There are numerous pieces of implementation that could not be completed within the short 5-week time frame. A roadmap to a more complete prototype would include implementation that allows a wider range of devices to be plugged in and have the data read, i.e. iPods, old flip phones, hard drives, memory cards. This strengthens the concept to include all e-waste, and especially in an exhibition format, allows someone to plug in their own devices. Though the interface is rudimentary print() functions, the overall aesthetic fits the work as design fiction, so a second iteration on the interface implementation would follow this aesthetic but take a little more refinement in terms of interactivity. The flow is linear currently, running in an infinite loop, where the user doesn’t have any freedom within the program, so a second iteration would allow more flexibility and feel like a real application.

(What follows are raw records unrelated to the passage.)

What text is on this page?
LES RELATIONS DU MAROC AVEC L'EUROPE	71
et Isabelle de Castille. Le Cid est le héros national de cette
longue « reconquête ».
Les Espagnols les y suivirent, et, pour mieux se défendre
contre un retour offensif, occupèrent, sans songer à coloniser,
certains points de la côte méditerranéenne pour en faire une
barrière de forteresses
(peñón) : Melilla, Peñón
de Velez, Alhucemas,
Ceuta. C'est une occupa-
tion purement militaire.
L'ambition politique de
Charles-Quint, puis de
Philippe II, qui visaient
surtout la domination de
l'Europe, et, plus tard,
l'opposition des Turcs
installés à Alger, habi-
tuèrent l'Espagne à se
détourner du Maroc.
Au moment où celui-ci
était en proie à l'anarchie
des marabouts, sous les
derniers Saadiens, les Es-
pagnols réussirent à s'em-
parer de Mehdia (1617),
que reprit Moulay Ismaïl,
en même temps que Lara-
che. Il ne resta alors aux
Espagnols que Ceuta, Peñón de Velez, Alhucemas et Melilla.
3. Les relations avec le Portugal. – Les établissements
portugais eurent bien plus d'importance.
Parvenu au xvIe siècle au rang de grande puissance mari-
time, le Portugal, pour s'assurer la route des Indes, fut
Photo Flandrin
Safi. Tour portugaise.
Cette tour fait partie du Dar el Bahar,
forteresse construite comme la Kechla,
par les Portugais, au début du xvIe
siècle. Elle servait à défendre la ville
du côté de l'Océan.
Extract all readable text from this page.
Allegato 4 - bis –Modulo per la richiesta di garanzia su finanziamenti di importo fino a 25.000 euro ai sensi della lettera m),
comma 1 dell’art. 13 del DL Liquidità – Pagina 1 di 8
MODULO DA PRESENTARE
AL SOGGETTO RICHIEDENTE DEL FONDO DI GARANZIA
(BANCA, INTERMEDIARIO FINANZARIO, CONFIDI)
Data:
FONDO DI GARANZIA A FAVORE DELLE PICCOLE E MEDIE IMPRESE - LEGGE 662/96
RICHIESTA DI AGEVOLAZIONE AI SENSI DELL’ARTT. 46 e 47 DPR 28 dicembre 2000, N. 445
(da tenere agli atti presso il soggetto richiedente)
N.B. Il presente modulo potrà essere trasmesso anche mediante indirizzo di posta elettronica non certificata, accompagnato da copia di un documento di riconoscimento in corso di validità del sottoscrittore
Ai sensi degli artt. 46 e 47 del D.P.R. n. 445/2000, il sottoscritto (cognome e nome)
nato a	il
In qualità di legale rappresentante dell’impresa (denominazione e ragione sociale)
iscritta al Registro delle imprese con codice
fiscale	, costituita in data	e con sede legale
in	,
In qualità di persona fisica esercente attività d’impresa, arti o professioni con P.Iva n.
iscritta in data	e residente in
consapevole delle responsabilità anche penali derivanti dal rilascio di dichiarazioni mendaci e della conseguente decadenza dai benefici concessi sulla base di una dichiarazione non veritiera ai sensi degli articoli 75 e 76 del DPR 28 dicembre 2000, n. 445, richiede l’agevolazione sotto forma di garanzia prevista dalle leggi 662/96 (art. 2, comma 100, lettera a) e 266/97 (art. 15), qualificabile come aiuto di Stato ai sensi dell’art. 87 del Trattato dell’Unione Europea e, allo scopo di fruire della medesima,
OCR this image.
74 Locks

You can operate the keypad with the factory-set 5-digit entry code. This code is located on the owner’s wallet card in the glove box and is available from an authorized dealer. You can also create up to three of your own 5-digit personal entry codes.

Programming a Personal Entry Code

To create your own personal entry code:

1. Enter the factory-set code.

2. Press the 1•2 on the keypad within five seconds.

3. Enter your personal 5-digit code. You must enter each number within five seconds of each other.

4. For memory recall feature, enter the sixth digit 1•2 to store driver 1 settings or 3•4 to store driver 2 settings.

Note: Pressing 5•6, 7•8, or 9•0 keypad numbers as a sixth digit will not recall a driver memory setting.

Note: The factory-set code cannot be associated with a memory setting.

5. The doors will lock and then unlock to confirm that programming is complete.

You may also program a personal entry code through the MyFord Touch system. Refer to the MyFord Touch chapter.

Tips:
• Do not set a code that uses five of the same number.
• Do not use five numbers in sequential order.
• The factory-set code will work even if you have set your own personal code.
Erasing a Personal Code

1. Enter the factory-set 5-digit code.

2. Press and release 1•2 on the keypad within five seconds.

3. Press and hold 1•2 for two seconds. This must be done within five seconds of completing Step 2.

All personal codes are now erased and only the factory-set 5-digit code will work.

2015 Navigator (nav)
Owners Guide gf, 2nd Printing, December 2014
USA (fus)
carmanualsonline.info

For the physical design of the device, I would spend the time to make refinement to the housing and casing, possibly to reduce the size and have a less ‘cobbled’ together feel. 3D modeling housing and 3D printing them would be ideal and reasonable in a 2-3 week frame.

Critical Reflection

The prototype was well-received at the exhibition, and the core idea of creating an AI-generated obituary for a USB stick was compelling to the audience. Many found the aesthetic of the device to work well, and I would consider this successful diagesis for this work of design fiction. The interaction was simple enough that most understood how to use the device and the accompanying props. Giving the audience the receipt to take away from the exhibition made it possible to continue the purpose of questioning about our own e-waste, away from the exhibition. I think that the context & setting may have been less successful for this device and would like to consider this set of interactions and functions in a context like an e-waste recycling center, where someone has come to get rid of their old devices and they are given a receipt obituary in return for dropping the device off.